Superfund Research Program
Mechanisms of Hepatic Tumor Promotion by PCBs
Project Leader: Howard P. Glauert
Grant Number: P42ES007380
Funding Period: 1997 - 2005
Final Progress Reports
Year: 2004 1999
The persistence and biomagnification of polychlorinated biphenyls (PCBs), as well as the presence of these compounds in human adipose tissue and breast milk, raise concerns about the health consequences of long-term exposure to these environmental pollutants. The various toxic effects reported for PCB commercial products include liver hypertrophy and hepatocellular carcinoma. Many previous studies, that describe the potent promoting activities of numerous commercial PCB formulations and single congeners, have led to the general view that carcinogenicity of PCBs and related compounds is due to their activity as promoters. The mechanism of the promoting activity of PCBs, however, has not been determined. One possible mechanism is that PCBs are inducing oxidative stress in the liver. Project investigators have demonstrated that PCBs activate the transcription factors NF-kB and AP-1, which are activated at least in part by oxidative stress. The researchers therefore hypothesize that these transcription factors are important in the promoting activity of PCBs.
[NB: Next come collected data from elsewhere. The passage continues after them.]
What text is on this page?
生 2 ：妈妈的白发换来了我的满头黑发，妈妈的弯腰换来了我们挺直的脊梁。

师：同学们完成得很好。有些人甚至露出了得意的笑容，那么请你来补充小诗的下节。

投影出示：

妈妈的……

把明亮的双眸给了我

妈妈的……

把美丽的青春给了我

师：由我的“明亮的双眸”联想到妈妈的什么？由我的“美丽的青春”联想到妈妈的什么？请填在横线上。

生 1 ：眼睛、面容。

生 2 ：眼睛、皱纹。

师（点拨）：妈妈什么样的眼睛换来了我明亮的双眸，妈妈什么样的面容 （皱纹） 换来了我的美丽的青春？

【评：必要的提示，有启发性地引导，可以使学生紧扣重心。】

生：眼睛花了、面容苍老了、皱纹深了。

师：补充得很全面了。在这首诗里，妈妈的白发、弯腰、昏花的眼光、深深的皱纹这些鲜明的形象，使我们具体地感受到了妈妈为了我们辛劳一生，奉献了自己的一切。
Project investigators have examined whether or not PCBs induce oxidative stress in the liver in the form of lipid peroxidation and activation of active oxygen-related transcription factors (NF-kB and AP-1). Two different types of PCBs--PCB-77 and PCB-153--increased lipid peroxidation in the form of thiobarbituric acid reactive substances (TBARS). Short-term treatment with PCB-153 but not PCB-77 increased the DNA binding activity of NF-kB; after promotion by either of these PCBs, however, the DNA binding activity of NF-kB was enhanced. AP-1 activity was increased after promotion but not after short-term treatment.
Results show that PCBs induce oxidative stress in the form of lipid peroxidation and transcription factor activation. These results imply that decreasing PCB-induced oxidative stress may be protective against PCB-induced carcinogenesis.